If one or all facets of this thoughts-feelings-behavior triangle become dysfunctional, though, life can fairly quickly turn chaotic. Luckily, therapeutic techniques such as cognitive behavioral therapy help restore our inner life to harmony and break the cycle of disorder.

McKayThe question is: Are these techniques doing enough?

Psychology Professor Dean McKay, Ph.D. recently published Working with Emotion in Cognitive-Behavioral Therapy: Techniques for Clinical Practice (November 2014), a book he co-edited with his former doctoral student Nathan Thoma, Ph.D., GSAS ’08, ’11, a clinical psychologist in New York City.

The book features writings from leading psychologists on the role of emotion in cognitive behavioral therapy (CBT), a psychotherapy that focuses on the relationships between thoughts, behaviors, and feelings. This short-term, goal-oriented, and empirically validated treatment aims to change a client’s problematic behaviors and thinking patterns, which thereby improve how the client feels. It has proven to be effective for a range of psychopathologies, including depression, anxiety, and post-traumatic stress disorder.

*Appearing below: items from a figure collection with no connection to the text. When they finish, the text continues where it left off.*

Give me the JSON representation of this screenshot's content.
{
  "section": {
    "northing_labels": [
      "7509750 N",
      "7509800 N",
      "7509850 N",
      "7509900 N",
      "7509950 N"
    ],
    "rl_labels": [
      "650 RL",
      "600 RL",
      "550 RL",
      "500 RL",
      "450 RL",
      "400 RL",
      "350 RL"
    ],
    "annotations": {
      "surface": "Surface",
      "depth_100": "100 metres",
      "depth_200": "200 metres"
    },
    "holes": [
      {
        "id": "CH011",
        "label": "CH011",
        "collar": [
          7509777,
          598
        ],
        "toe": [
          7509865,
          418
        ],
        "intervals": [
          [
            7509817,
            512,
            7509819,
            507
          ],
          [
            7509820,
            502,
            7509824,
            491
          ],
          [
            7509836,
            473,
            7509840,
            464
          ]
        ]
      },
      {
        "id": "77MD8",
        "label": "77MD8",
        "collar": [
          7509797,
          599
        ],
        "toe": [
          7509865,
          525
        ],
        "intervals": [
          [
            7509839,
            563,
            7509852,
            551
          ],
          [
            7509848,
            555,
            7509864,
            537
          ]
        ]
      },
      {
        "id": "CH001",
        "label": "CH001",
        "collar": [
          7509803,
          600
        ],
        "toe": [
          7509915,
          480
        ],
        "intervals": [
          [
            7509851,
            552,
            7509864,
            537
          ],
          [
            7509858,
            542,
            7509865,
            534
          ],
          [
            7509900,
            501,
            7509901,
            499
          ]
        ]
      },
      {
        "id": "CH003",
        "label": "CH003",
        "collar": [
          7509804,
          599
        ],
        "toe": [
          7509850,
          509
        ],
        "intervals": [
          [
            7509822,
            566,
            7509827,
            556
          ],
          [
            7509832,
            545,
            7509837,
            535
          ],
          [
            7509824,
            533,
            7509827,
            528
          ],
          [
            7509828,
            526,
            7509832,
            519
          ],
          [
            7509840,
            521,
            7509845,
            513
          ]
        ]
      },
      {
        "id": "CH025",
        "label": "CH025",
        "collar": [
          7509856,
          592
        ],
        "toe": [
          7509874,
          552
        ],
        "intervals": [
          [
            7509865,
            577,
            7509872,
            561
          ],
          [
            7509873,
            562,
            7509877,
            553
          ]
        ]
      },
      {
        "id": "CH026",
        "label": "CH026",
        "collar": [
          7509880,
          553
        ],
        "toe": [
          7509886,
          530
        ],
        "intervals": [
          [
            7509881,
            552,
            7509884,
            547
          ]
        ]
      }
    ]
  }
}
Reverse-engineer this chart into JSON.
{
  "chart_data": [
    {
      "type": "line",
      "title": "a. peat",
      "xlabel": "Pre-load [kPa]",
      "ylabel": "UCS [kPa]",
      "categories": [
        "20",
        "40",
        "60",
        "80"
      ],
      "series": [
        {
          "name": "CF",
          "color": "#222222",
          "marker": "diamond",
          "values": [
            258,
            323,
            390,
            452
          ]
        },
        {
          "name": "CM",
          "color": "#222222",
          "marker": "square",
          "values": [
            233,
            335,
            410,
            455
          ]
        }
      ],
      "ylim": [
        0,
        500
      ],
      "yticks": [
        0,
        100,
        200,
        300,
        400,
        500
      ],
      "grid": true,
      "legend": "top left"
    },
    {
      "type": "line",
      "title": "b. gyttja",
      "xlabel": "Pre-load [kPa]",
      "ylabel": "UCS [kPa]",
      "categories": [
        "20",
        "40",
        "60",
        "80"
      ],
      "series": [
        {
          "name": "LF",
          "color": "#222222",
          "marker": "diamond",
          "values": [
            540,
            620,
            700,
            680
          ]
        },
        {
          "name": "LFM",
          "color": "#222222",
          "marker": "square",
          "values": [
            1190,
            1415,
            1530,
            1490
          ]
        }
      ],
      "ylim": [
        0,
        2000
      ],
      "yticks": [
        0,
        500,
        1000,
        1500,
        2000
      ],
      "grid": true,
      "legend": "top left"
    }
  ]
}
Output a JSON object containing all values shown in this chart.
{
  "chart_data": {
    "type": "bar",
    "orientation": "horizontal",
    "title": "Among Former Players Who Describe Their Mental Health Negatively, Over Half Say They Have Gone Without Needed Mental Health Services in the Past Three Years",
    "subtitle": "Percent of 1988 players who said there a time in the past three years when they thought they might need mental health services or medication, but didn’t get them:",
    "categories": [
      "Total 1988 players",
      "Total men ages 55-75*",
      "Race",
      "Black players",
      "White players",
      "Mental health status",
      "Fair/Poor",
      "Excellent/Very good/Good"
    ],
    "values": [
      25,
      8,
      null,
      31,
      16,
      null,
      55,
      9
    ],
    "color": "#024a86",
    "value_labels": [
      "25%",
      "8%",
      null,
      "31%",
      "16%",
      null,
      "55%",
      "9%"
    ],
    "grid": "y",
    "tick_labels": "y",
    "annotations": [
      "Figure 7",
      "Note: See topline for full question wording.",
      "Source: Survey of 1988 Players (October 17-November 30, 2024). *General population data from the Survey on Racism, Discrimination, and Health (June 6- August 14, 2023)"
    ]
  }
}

The problem, McKay says, is that the emotional aspect does not always get its due, which means that clients sometimes leave treatment with a reduction in symptoms, but without fully resolving the issue at hand.

“Clients often seek treatment due to a range of emotional struggles, ones that might linger after successful treatment for behavioral problems and [improving]patterns of thinking,” said McKay, who specializes in treating people with anxiety disorders. “While emotion has never been neglected in CBT, the emphasis on emotional processes has not been as high as it is for the other two domains.”

The book offers information about emotional processes and includes techniques that clinicians can use to better address emotion in therapy. Topics covered include the use of mindfulness therapy and the importance of exposing clients to difficult emotions so that they learn to face uncomfortable feelings rather than use maladaptive behaviors to escape them.

“CBT has long emphasized behaviors and thoughts (or cognitions) as centrally important in psychopathology,” McKay said. “But [we]developed the book in an effort to fill an important gap in the available sources for clinicians.”